Congressional appropriations create money. That's how fiat currency works. We're not on the Gold Standard, we don't need to trace who holds how many Pretty Yellow Rocks.

The real question is "What is the inflationary impact of that spending?", and thus what level taxes have to be raised to destroy enough money to negate the inflation.

One interesting insight of MMT is that taxing $1,000 from the rich and giving $1,000 to the poor, is not actually necessarily "free", or net-non-inflationary. Because the poor on average spend more of the money that they have (on basic necessities like food and consumer goods), causing prices of those goods to rise which reflects in headline inflation. Whereas money in the hands of the rich tends to result in inflation of financial asset prices.

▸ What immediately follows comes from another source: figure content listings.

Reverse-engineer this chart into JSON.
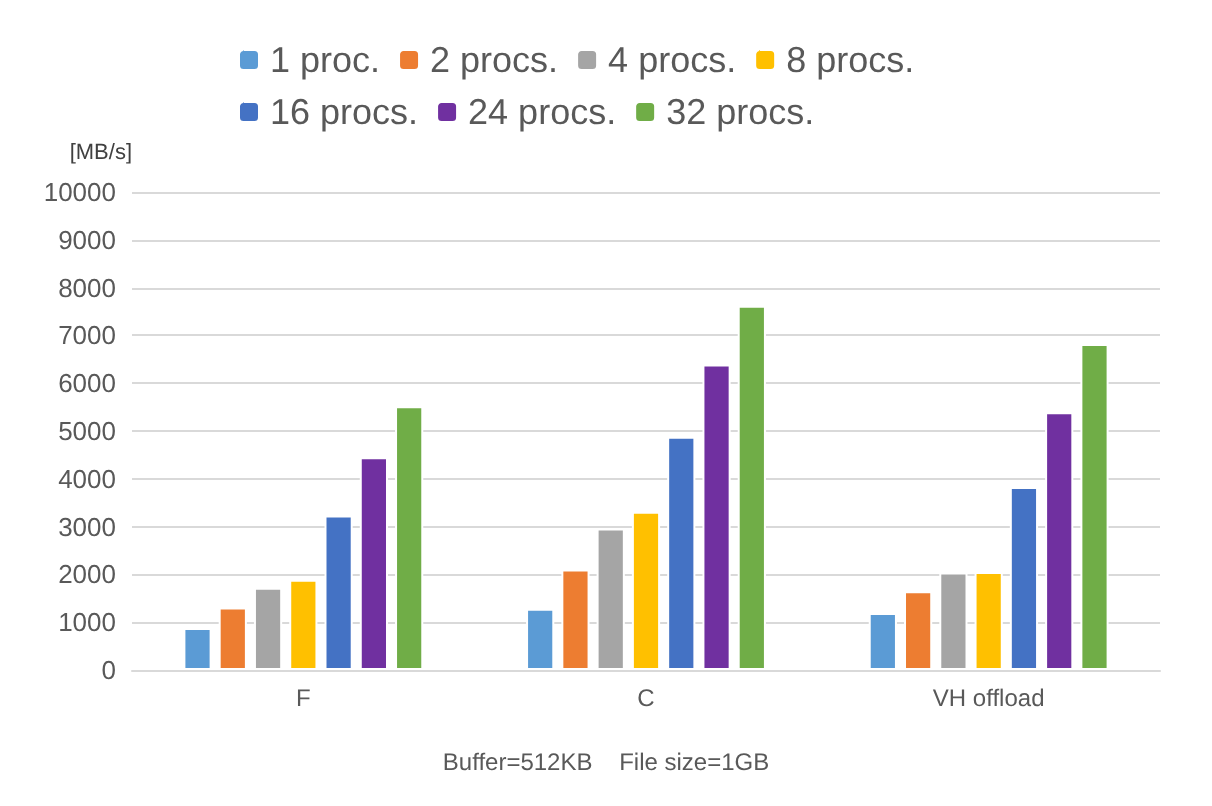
{
  "chart_data": {
    "type": "bar",
    "ylabel": "[MB/s]",
    "categories": [
      "F",
      "C",
      "VH offload"
    ],
    "series": [
      {
        "name": "1 proc.",
        "color": "#5b9bd5",
        "values": [
          880,
          1280,
          1190
        ]
      },
      {
        "name": "2 procs.",
        "color": "#ed7d31",
        "values": [
          1310,
          2100,
          1650
        ]
      },
      {
        "name": "4 procs.",
        "color": "#a5a5a5",
        "values": [
          1720,
          2960,
          2040
        ]
      },
      {
        "name": "8 procs.",
        "color": "#ffc000",
        "values": [
          1890,
          3310,
          2050
        ]
      },
      {
        "name": "16 procs.",
        "color": "#4472c4",
        "values": [
          3230,
          4880,
          3830
        ]
      },
      {
        "name": "24 procs.",
        "color": "#7030a0",
        "values": [
          4450,
          6390,
          5390
        ]
      },
      {
        "name": "32 procs.",
        "color": "#70ad47",
        "values": [
          5520,
          7620,
          6820
        ]
      }
    ],
    "ylim": [
      0,
      10000
    ],
    "yticks": [
      0,
      1000,
      2000,
      3000,
      4000,
      5000,
      6000,
      7000,
      8000,
      9000,
      10000
    ],
    "grid": "y",
    "legend": "top",
    "annotations": [
      "Buffer=512KB    File size=1GB"
    ]
  }
}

If a redistribution of this sort did cause a too-high level of consumer inflation, some additional counter-cyclical policy would be needed to counteract it. (The point I'm trying to make is that making sure that federal spending debits and credits cancel out to zero is neither necessary nor sufficient for good economic policy.)

>about 3 Trillion a year. What a coincidence, that is approximately how much we've spent on corporate welfare since the Corona Virus crisis started.
Yes, and it's part and parcel of the worst economic crises since the great depression, and in some ways worse than the great depression, i.e. the worst numbers in the history of the entire US.

So yes, the scale and repercussions of UBI are issues that nobody seems to want to talk about.